JAKARTA(Jurnalislam.com) — Wakil Ketua Komisi III DPR, Pangeran Khairul Saleh menyayangkan pernyataan Badan Nasional Penanggulangan Terorisme (BNPT) soal ciri penceramah radikal. Menurutnya, isu ini hanya membuat kegaduhan baru di masyarakat.
Pernyataan BNPT memang langsung mendapat kritik pedas dari Majelis Ulama Indonesia (MUI). Ini bukan kali pertama BNPT membuat gaduh karena sebelumnya pernah menyebutkan ratusan pesantren yang dicap terafiliasi jaringan terorisme.
“Ini menurut saya tidak sepatutnya terjadi. BNPT mestinya tidak lagi terkesan memberikan polemik baru terhadap umat Islam, khususnya dengan isu radikalisme itu,” kata Pangeran dalam keterangan pers, Rabu (9/3/2022).
Pangeran menilai klaim BNPT soal ciri penceramah radikal tidak tepat. Menurutnya, hal ini malah membuat umat Islam menjadi resah. “Mestinya tidak boleh ada pernyataan dipublikasikan tanpa argumentasi faktual menjadi sandarannya, khususnya berkenaan dengan isu dan makna radikalisme atau khalifah dan lain-lainnya itu,” ujar politikus dari PAN itu.

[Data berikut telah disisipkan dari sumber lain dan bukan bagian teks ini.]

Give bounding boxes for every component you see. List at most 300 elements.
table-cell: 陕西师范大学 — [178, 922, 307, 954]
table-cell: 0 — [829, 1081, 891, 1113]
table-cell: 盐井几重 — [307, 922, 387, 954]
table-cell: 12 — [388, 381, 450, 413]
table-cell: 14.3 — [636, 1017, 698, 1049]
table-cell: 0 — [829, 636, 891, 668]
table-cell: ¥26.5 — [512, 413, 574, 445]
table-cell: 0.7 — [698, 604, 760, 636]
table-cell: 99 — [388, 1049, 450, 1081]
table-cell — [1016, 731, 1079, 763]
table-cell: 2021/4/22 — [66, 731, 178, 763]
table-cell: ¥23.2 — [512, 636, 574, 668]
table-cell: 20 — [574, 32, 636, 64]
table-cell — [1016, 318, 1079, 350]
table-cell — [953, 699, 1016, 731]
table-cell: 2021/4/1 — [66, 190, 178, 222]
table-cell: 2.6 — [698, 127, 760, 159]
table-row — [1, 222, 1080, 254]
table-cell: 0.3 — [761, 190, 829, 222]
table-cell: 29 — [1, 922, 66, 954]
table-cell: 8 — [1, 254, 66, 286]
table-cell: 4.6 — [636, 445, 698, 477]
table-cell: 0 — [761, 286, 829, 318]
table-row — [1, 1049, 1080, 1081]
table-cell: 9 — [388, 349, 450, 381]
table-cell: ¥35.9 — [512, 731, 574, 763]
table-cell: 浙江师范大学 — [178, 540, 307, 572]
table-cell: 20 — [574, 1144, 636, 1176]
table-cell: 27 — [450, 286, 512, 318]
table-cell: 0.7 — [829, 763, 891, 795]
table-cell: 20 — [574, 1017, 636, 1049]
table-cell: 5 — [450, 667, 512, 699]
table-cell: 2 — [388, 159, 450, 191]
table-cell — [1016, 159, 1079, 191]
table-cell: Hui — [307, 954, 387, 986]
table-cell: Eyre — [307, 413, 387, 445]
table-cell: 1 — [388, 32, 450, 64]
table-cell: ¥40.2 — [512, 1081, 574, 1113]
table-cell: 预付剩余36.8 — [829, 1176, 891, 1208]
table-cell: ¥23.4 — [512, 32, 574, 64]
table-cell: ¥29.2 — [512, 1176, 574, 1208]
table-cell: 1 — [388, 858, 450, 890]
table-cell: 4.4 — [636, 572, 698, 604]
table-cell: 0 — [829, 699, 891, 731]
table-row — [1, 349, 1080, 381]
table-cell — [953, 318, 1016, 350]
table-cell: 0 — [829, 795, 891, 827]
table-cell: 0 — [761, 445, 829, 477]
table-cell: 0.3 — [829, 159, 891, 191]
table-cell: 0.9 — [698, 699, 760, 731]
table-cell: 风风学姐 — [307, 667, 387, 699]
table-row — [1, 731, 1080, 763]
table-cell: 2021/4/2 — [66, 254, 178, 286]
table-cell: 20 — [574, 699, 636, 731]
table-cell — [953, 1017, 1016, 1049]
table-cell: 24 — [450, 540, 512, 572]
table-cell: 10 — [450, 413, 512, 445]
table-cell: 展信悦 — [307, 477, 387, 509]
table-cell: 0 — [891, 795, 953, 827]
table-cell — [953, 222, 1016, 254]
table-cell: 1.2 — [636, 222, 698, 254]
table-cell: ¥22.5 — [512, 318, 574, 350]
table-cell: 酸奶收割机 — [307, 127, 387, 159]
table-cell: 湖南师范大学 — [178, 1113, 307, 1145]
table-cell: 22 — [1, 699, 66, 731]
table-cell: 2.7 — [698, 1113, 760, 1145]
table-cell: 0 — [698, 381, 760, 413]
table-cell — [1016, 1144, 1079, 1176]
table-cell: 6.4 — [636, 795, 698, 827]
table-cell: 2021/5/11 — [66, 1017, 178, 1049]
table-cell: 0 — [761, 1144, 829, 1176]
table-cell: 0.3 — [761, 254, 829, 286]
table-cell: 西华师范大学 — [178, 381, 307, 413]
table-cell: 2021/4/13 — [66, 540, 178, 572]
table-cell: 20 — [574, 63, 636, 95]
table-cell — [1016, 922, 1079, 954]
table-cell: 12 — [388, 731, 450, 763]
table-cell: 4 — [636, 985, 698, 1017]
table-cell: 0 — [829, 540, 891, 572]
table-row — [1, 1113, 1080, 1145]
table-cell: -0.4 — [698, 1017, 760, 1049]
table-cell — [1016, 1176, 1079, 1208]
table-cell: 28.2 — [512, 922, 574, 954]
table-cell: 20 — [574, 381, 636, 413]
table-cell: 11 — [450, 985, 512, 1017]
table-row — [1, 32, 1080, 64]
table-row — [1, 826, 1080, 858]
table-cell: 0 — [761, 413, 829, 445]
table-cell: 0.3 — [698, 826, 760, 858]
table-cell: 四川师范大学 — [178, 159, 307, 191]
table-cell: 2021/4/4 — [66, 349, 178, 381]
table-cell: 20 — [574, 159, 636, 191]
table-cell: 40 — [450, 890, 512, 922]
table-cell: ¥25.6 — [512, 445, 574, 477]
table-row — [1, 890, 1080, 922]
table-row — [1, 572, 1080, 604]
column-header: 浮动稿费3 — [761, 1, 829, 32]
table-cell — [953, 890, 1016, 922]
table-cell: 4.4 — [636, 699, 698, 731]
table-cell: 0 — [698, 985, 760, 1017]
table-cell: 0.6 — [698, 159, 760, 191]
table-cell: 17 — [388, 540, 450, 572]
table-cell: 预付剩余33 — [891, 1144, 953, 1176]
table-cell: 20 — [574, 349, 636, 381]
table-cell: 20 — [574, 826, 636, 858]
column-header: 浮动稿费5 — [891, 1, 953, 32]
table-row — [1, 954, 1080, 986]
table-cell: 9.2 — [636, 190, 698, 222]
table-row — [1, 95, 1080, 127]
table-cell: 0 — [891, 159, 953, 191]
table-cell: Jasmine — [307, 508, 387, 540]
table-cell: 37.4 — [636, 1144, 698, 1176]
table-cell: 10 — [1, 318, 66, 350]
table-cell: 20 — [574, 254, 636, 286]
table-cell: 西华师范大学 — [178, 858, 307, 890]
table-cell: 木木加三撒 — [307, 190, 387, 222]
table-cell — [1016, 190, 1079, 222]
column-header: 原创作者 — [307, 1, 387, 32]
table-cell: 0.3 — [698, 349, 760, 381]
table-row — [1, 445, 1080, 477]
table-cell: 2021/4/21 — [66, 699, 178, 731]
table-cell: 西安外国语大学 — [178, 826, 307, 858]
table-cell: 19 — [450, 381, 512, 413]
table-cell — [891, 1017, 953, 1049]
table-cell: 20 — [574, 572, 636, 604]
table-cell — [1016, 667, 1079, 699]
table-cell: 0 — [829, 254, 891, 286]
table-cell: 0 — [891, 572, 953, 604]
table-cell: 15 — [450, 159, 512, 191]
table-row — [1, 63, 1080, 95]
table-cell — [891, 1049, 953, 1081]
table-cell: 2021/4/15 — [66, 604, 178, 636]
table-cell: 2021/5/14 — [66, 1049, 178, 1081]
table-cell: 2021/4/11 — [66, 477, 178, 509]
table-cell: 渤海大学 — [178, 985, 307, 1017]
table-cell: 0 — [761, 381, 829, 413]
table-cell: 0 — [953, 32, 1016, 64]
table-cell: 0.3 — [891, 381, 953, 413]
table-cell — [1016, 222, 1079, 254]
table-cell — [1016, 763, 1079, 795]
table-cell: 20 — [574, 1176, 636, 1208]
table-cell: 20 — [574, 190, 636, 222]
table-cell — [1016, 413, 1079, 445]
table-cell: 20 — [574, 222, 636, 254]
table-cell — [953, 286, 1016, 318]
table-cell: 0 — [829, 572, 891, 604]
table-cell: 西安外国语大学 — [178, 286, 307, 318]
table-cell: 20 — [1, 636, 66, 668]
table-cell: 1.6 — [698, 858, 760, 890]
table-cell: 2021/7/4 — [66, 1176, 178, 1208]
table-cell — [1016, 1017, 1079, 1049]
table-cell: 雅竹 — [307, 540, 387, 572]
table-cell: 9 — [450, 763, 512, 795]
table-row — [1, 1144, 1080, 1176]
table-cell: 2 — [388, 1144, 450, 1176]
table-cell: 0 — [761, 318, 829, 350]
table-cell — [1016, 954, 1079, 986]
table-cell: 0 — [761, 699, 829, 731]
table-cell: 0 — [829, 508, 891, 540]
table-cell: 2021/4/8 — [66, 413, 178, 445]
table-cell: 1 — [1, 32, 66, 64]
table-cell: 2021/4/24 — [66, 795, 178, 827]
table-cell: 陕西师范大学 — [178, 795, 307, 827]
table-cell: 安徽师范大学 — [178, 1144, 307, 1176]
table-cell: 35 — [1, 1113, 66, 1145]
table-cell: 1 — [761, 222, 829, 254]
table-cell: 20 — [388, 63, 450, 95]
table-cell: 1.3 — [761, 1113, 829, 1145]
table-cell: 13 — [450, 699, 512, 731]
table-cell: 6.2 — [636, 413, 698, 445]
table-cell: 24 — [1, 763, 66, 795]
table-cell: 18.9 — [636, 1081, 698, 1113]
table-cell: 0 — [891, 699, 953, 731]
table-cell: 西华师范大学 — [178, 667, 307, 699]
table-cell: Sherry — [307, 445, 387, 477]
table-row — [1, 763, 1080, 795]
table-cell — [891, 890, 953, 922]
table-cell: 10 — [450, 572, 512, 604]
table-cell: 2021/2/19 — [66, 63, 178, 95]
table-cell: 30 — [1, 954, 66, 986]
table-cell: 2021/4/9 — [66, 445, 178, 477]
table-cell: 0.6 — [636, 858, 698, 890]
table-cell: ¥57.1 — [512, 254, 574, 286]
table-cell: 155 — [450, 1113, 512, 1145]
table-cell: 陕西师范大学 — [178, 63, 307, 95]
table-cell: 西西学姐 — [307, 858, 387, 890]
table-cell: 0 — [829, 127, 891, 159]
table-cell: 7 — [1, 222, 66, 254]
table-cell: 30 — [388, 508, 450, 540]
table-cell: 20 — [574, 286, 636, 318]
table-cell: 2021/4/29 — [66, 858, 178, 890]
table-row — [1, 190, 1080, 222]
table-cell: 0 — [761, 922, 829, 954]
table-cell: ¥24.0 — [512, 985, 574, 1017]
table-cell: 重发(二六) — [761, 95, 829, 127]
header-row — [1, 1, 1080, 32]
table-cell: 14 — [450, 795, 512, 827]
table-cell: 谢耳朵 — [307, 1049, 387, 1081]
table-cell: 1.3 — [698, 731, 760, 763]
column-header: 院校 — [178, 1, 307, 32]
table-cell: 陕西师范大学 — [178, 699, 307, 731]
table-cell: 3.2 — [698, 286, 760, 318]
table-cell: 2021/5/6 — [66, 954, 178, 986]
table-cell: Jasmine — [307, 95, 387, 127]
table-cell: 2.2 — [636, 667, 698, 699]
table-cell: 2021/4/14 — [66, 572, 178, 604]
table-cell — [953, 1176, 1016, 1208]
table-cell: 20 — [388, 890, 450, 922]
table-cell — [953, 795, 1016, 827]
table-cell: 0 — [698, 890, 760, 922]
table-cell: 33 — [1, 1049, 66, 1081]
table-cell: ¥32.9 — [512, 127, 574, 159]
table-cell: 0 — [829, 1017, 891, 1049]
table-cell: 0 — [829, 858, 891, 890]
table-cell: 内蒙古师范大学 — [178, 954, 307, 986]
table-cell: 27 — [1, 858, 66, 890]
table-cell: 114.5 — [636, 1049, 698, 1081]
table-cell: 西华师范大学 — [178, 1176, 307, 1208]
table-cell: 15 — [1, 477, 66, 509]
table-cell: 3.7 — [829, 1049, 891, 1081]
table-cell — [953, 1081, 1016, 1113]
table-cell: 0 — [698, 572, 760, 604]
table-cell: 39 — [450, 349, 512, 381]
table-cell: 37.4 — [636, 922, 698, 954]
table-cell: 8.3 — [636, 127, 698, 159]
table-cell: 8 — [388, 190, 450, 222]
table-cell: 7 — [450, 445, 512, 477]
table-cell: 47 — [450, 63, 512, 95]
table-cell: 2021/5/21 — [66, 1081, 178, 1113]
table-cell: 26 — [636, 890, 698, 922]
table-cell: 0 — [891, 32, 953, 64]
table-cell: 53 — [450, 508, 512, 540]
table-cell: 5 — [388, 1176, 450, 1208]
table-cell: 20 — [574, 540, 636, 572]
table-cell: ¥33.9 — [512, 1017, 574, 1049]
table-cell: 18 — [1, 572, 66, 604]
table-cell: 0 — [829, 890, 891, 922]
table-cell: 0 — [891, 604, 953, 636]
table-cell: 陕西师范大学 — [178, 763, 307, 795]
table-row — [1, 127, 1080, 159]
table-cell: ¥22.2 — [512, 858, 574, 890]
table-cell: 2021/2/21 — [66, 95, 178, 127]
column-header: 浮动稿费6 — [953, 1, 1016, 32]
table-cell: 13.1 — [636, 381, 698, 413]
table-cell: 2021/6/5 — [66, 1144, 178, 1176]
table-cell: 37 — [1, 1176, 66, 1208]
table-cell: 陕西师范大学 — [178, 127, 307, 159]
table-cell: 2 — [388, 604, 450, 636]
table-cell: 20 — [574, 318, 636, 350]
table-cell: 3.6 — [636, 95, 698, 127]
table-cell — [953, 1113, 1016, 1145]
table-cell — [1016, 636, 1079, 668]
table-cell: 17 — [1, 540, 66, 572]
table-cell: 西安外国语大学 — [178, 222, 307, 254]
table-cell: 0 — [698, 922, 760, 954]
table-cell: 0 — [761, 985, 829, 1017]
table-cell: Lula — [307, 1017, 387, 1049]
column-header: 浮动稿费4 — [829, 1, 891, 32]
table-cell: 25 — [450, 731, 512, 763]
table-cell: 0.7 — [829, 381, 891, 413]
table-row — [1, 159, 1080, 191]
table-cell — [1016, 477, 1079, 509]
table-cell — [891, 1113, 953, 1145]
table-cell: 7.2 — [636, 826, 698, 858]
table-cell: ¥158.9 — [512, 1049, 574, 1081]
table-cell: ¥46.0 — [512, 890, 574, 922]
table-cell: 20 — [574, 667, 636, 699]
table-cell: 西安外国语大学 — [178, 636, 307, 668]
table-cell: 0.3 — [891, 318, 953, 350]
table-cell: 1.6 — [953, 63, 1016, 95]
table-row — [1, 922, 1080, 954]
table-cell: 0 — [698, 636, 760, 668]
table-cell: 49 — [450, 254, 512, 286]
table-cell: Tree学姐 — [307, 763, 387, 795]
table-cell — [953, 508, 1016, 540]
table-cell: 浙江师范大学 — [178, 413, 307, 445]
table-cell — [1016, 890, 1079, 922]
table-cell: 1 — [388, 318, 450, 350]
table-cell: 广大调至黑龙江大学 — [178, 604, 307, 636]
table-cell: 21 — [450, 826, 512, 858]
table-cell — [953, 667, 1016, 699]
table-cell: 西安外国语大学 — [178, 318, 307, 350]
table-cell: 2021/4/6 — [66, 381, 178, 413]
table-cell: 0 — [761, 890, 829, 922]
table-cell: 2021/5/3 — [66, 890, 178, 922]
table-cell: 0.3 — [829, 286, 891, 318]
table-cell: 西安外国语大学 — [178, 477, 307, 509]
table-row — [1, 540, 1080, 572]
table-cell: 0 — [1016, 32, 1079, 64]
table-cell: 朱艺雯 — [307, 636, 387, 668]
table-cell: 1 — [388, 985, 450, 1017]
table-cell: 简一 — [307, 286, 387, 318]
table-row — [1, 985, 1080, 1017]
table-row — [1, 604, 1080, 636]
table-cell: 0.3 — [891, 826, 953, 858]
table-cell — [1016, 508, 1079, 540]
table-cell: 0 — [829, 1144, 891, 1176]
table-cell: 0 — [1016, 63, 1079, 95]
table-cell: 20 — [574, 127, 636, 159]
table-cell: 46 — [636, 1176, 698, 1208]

Atas dasar inilah, Pangeran berharap sinergi kerja sama BNPT dan MUI mesti segera diperkuat. Tujuannya tidak saja merumuskan kesepakatan bersama, tetapi untuk menghindari kesalahpahaman.
“Sehingga tercipta formulasi dan strategi yang tepat, bahwa menanggulangi bahaya terorisme itu tidak hanya menjadi tugas BNPT saja, tetapi menjadi tanggungjawab kita semua,” kata Pangeran.
Selain itu, Pangeran mengajak masyarakat bersatu mengantisipasi penetrasi ideologi terorisme. Salah satu caranya mencegah rasa saling curiga mencurigai antar umat beragama. “Tetapi mesti menjadi kewaspadaan bersama bahwa isu radikalisme jangan sampai memutus rantai penguat persatuan kita sendiri melalui stigmatisasi dan distorsi narasi yang dinilai menyudutkan umat Islam,” kata Pangeran.
Pangeran berharap upaya mengajak dan meningkatkan ukhuwah Islamiyah itu tidak hanya menjadi tanggungjawab MUI, tetapi juga menjadi tanggung jawab BNPT. “Dari sinilah tugas bersama memutus rantai radikalisme akan berjalan damai tanpa harus membuat gaduh,” katanya.
Sebelumnya, BNPT merilis setidaknya lima indikator untuk melihat seorang penceramah masuk kategori radikal atau tidak. Pertama, mengajarkan ajaran yang anti-Pancasila dan pro-ideologi khilafah transnasional. Kedua, mengajarkan paham takfiri yang mengkafirkan pihak lain yang berbeda paham maupun berbeda agama.
Ketiga, menanamkan sikap anti pemimpin atau pemerintahan yang sah, dengan sikap membenci dan membangun ketidakpercayaan (distrust) masyarakat terhadap pemerintahan maupun negara melalui propaganda fitnah, adu domba, ujaran kebencian (hate speech), dan sebaran hoaks. Keempat, memiliki sikap eksklusif terhadap lingkungan maupun perubahan serta intoleransi terhadap perbedaan maupun keragaman (pluralitas). Kelima, biasanya memiliki pandangan anti budaya ataupun antikearifaan lokal keagamaan.